Lübnan'daki çatışmalar sonrasında güç Hizbullah'ın elinde toplandı. Nasrallah bu durumu diyalog başlatmak için kullanmalı
Hizbullah'ın bu hafta yaptığını bazıları bir darbe olarak kınarken, diğerleri de bir karşı ayaklanma olarak savundu. Bu tartışma kısa süre içinde son bulmayacak, fakat Lübnan'daki siyasi statükonun sadece birkaç günde radikal bir değişime uğradığına şüphe yok. Bu durumun ülkeyi nereye götüreceğini öngörmek için çok erken. Ancak, Lübnan'da gücün gerçekte nerede odaklandığına dair uzun süredir şüpheler söz konusuydu; şimdiyse en azından açık bir adres var: Hizbullah Genel Sekreteri Said Hasan Nasrallah. Nasrallah herhangi bir resmi görevden uzak durmaya devam edebilir, fakat olaylar beklenmedik bir biçimde gelişmezse Lübnan direnişinin lideri ulusal bazda şimdiye dek görülmemiş miktarda siyasi sorumluluk kazanmış durumda.

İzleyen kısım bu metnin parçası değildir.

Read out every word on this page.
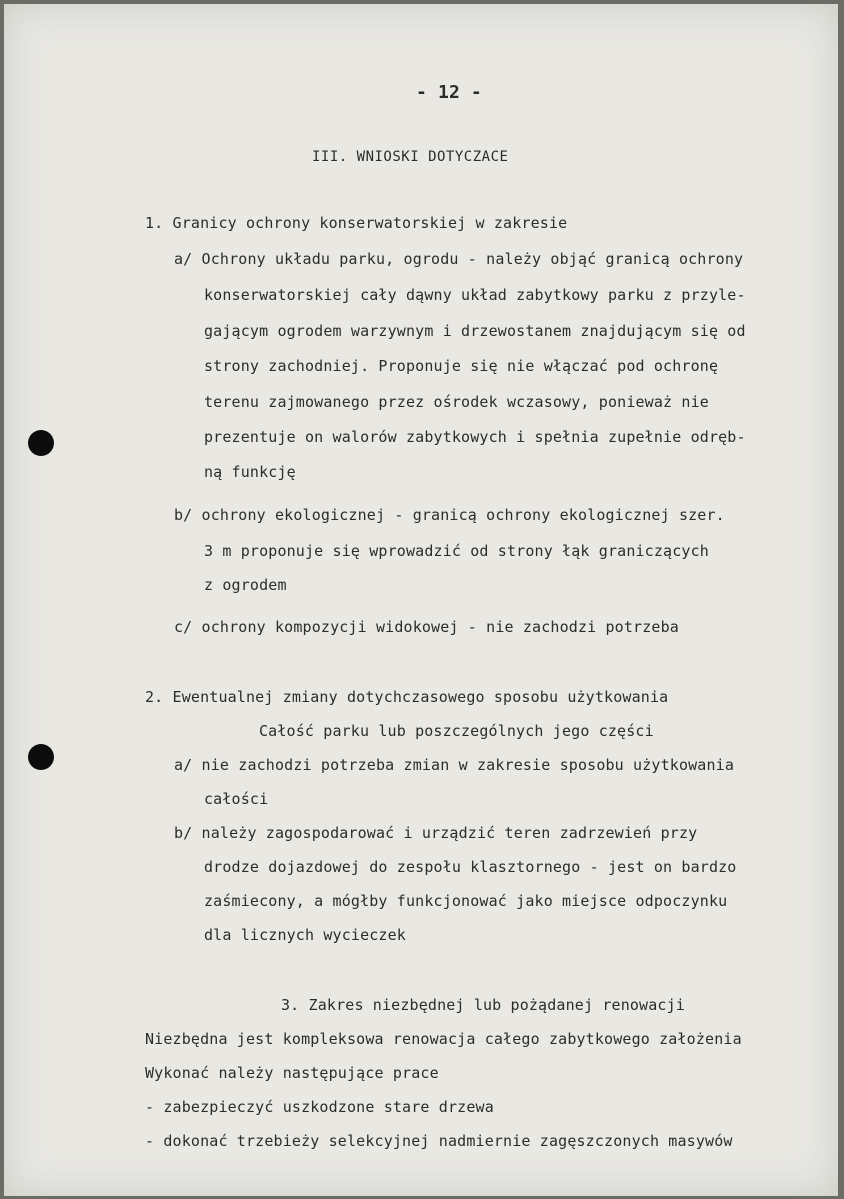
- 12 -
III. WNIOSKI DOTYCZACE
1. Granicy ochrony konserwatorskiej w zakresie
a/ Ochrony układu parku, ogrodu - należy objąć granicą ochrony
konserwatorskiej cały dąwny układ zabytkowy parku z przyle-
gającym ogrodem warzywnym i drzewostanem znajdującym się od
strony zachodniej. Proponuje się nie włączać pod ochronę
terenu zajmowanego przez ośrodek wczasowy, ponieważ nie
prezentuje on walorów zabytkowych i spełnia zupełnie odręb-
ną funkcję
b/ ochrony ekologicznej - granicą ochrony ekologicznej szer.
3 m proponuje się wprowadzić od strony łąk graniczących
z ogrodem
c/ ochrony kompozycji widokowej - nie zachodzi potrzeba
2. Ewentualnej zmiany dotychczasowego sposobu użytkowania
Całość parku lub poszczególnych jego części
a/ nie zachodzi potrzeba zmian w zakresie sposobu użytkowania
całości
b/ należy zagospodarować i urządzić teren zadrzewień przy
drodze dojazdowej do zespołu klasztornego - jest on bardzo
zaśmiecony, a mógłby funkcjonować jako miejsce odpoczynku
dla licznych wycieczek
3. Zakres niezbędnej lub pożądanej renowacji
Niezbędna jest kompleksowa renowacja całego zabytkowego założenia
Wykonać należy następujące prace
- zabezpieczyć uszkodzone stare drzewa
- dokonać trzebieży selekcyjnej nadmiernie zagęszczonych masywów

Hizbullah'ın geçmişte üstünlük kurduğu durumlara dair sicili iyiye işaret: Direniş hareketi 2000'de İsrail'i güney Lübnan'daki işgal güçlerini çekmeye zorladıktan sonra, düşmanla işbirliği yapanlara karşı çoğu yerleşik ordunun genellikle yaptığına göre çok daha yumuşak davrandı. Ancak Nasrallah kendisini bu kez çok daha hoşgörülü bir gündemden sorumlu hale getirdi.
Slogan atmaya zaman yok
Çoğunlukla Lübnan'ı 2005'ten bu yana felç etmiş siyasi didişmelerden dolayı, acil meseleler beklemedeydi. Eğer Nasrallah'ın bu haftaki hesaplı adımı kısasa kısas bir tırmandırmadan ziyade bu didişmeleri sonlandırmaya yönelikse, bazı ikilemleri çözmek şimdi onun görevi. Ekonomi akıntıya kapılmış halde, ulusal savunma stratejisinin 1990'larda gayet iyi işleyen belirsizliği sorun kaynağına dönüştü, mevcut seçim yasası ölümcül derecede sorunlu ve hem siyasi, hem de mezhepsel sınırlara derin bir güvensizlik damgasını vuruyor.
Dahası, bu hafta yaşananların sonuçlarına bağlı olarak, Lübnanlılar kendilerini tıpkı Filistinlilerin Ocak 2006'da Hamas'ı seçmelerinden sonra maruz kaldığı gibi bir kuşatma altında bulabilir. Hepsinin ötesinde, yararsız bir 'boş slogan değiş-tokuşu' yerine gerçek bir diyaloğa girmeye yönelik bir ihtiyaç söz konusu.
Darbeci değil devrimci diye anılabilir
Nasrallah'ın şimdiki görevi, bunlara ve diğer meydan okumalara yanıt verilmesini sağlayacak türden kapsayıcı bir ortam yaratmak. O ve partisinden bütün çözümleri bulmaları beklenemez. Ancak diğer aktörleri -sadece en yakın müttefiklerini değil- sürece dahil edemezlerse, Nasrallah bir diktatör olarak görülme tehlikesiyle karşı karşıya kalır.
Hizbullah ve ortakları, 14 Mart Güçleri Koalisyonu'ndaki muadillerinin gerçek ortaklıkla ilgilenmediğini, sadece şartları dikte ettiğini sık sık öne sürerdi. Şimdi Nasrallah, kendi tarafının aynı beklentileri hayata geçirmeye hazır, istekli ve ehil olduğunu kanıtlamalı; ve sürat hayati önemde: 15 yıllık iç savaştan, 15 yıllık sulandırılmış egemenlikten ve üç yıllık cehennemden sonra, Lübnanlılar nihayet kendi yetenekleri ve enerjileriyle orantılı bir siyaset düzeyini hak ediyor. Bunu sağlayan adam Nasrallah olursa, tarih attığı adımları bir darbe değil, bir devrim (ama gecikmiş bir devrim) olarak kayda geçirecektir.